Cependant, il estime que même cette défense est « garantie d’être percée ». Pour preuve, les résultats de l’exercice « Juniper Oak », qui s’est tenu en janvier 2023, où une frappe de missiles-bombes sur le territoire iranien a été pratiquée conjointement par les États-Unis et Israël. Les frappes ont été simulées à l’aide de missiles de croisière lancés par des sous-marins et d’avions, dont des bombardiers stratégiques B-52. Une telle salve « pourrait en fait détruire toute l’infrastructure terrestre, et le système de défense aérienne iranien ne serait pas en mesure de résister à une salve de 1 000 missiles », explique Andrei Klintsevich.

Le scénario du pire

Les Iraniens l’ont compris dès le départ, c’est pourquoi ils ont fait appel aux forces de la nature. « L’Iran a enterré toutes ses usines militaires, y compris les aérodromes où sont stockés les avions et les drones. C’est-à-dire que quelque part dans les régions désertiques et montagneuses du pays se trouvent ces installations souterraines enterrées. Il est impossible de les atteindre avec des armes conventionnelles », poursuit Andrei Klintsevich.
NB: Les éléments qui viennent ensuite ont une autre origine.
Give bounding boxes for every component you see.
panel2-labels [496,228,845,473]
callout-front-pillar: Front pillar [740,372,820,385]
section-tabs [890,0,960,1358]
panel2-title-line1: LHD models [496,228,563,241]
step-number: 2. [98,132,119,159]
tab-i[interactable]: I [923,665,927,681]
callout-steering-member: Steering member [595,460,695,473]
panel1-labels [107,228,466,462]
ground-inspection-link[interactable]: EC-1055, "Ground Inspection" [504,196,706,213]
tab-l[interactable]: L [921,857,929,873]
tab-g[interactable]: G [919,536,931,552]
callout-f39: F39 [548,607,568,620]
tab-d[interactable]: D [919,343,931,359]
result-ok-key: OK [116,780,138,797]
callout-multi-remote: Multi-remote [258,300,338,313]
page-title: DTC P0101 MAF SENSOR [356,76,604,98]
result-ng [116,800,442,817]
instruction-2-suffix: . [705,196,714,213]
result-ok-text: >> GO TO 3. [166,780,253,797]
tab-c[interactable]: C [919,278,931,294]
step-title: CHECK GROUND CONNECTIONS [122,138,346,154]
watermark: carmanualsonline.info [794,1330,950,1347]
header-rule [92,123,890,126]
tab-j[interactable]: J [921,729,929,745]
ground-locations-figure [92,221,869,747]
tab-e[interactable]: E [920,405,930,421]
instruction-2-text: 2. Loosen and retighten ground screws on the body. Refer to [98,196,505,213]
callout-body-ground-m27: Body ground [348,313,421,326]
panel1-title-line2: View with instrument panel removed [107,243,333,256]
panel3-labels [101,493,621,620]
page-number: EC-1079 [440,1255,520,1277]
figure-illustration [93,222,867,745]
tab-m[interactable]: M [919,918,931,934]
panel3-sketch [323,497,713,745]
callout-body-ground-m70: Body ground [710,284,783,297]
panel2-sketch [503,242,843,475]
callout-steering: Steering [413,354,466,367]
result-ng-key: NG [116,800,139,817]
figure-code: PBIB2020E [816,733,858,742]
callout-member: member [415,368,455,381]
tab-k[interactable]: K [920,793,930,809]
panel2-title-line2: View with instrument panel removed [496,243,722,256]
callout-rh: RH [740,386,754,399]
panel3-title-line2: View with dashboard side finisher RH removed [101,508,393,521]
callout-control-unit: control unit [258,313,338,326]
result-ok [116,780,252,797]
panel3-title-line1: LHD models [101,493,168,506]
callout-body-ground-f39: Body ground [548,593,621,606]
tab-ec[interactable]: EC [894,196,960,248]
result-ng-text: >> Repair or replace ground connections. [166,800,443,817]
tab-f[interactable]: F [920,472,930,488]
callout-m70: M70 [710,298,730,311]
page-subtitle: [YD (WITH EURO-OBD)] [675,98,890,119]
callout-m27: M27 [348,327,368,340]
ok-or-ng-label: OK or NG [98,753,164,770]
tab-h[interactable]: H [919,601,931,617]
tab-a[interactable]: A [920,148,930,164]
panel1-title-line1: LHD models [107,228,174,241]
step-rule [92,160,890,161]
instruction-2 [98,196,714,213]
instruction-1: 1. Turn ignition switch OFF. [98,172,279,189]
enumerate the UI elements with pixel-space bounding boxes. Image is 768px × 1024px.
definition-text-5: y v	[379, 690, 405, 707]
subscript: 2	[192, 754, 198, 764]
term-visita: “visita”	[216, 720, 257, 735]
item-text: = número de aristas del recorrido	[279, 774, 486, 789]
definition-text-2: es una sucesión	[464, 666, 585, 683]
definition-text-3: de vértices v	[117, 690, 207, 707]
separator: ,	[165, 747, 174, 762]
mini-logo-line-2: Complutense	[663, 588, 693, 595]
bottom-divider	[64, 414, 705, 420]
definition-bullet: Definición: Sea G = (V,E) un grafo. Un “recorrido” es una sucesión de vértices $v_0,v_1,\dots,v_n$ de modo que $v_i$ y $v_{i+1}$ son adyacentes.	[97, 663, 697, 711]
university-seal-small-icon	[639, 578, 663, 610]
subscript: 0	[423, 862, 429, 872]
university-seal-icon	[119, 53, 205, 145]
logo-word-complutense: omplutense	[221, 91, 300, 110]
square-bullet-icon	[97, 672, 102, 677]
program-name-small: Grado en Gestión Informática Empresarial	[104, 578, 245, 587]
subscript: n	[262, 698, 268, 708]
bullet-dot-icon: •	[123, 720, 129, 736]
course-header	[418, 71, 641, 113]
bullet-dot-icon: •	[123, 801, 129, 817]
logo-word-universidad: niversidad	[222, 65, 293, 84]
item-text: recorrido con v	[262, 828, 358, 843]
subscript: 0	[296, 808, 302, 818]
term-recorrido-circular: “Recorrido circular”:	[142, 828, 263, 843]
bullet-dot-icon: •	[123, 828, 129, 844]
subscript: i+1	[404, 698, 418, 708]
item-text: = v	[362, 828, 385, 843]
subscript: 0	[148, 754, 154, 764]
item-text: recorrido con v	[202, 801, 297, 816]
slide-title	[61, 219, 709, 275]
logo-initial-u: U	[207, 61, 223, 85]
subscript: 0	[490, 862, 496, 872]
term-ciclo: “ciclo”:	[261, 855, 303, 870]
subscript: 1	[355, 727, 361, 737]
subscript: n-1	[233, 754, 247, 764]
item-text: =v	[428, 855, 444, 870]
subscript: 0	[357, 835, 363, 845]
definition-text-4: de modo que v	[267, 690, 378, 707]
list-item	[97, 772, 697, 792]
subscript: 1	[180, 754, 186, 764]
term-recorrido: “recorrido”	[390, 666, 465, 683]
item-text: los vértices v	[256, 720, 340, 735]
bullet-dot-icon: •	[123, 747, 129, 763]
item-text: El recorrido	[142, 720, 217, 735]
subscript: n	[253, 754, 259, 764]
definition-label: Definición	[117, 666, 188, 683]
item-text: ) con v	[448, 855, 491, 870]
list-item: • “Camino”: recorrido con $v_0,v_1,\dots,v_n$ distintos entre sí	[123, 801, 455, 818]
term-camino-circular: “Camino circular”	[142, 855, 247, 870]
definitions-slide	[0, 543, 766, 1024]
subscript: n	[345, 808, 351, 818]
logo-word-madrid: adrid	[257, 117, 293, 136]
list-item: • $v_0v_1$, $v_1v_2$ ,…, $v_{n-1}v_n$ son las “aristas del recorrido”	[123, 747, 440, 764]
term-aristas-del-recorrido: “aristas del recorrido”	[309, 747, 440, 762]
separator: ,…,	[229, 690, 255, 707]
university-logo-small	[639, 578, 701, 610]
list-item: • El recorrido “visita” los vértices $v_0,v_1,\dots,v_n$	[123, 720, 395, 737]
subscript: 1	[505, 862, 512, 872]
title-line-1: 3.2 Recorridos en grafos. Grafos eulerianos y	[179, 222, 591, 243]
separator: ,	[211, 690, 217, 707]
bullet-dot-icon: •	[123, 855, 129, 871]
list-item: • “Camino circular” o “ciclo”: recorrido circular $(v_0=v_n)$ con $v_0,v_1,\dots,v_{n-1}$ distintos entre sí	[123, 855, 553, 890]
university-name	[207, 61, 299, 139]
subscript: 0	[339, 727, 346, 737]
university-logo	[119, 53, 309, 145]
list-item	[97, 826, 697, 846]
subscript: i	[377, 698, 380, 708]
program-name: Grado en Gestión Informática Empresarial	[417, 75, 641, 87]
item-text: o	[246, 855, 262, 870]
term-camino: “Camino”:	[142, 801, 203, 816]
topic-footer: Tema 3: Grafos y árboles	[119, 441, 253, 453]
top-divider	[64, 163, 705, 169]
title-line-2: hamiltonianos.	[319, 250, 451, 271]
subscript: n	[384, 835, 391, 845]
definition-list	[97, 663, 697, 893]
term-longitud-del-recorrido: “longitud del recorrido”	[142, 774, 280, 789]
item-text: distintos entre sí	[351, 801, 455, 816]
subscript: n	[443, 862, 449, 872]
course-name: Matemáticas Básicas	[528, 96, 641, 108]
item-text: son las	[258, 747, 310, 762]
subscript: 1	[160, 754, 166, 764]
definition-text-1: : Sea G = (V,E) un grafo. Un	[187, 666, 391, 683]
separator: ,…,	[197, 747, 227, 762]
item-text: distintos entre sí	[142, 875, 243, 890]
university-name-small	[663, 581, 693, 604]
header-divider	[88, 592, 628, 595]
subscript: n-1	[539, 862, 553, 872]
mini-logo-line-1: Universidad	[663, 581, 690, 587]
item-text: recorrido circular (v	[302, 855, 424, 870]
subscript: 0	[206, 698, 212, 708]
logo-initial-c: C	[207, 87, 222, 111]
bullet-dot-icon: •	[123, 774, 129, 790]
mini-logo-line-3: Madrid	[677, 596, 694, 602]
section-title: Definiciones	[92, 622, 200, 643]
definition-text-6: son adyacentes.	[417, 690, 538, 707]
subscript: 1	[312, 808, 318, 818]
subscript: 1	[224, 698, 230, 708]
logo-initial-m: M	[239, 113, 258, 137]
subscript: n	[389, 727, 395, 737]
Israël l’a bien compris et peut donc utiliser son arsenal nucléaire pour les vaincre, estiment les experts.

« Tel-Aviv envisage également une frappe nucléaire tactique sur ces points », ajoute Andrei Klintsevich. – En outre, il est possible qu’Israël provoque actuellement l’Iran pour qu’il frappe le premier afin de retarder de plusieurs années l’infrastructure nucléaire, les centrales nucléaires et les centres de recherche nucléaire de l’Iran au moyen d’une frappe de représailles massive. Afin de ralentir le rythme de création d’armes nucléaires par l’Iran », déclare Andrei Klintsevich. Les Iraniens, quant à eux, peuvent également ajouter une touche nucléaire au conflit, par exemple en frappant le centre nucléaire israélien de Dimona.

Le tableau est véritablement apocalyptique. La plupart des experts s’accordent à dire que les prochains jours seront décisifs. Une frappe ou un échange de coups doit avoir lieu dans les prochains jours, faute de quoi le Moyen-Orient et le monde entier seront empêchés de passer à un véritable conflit qui risque d’être nucléaire.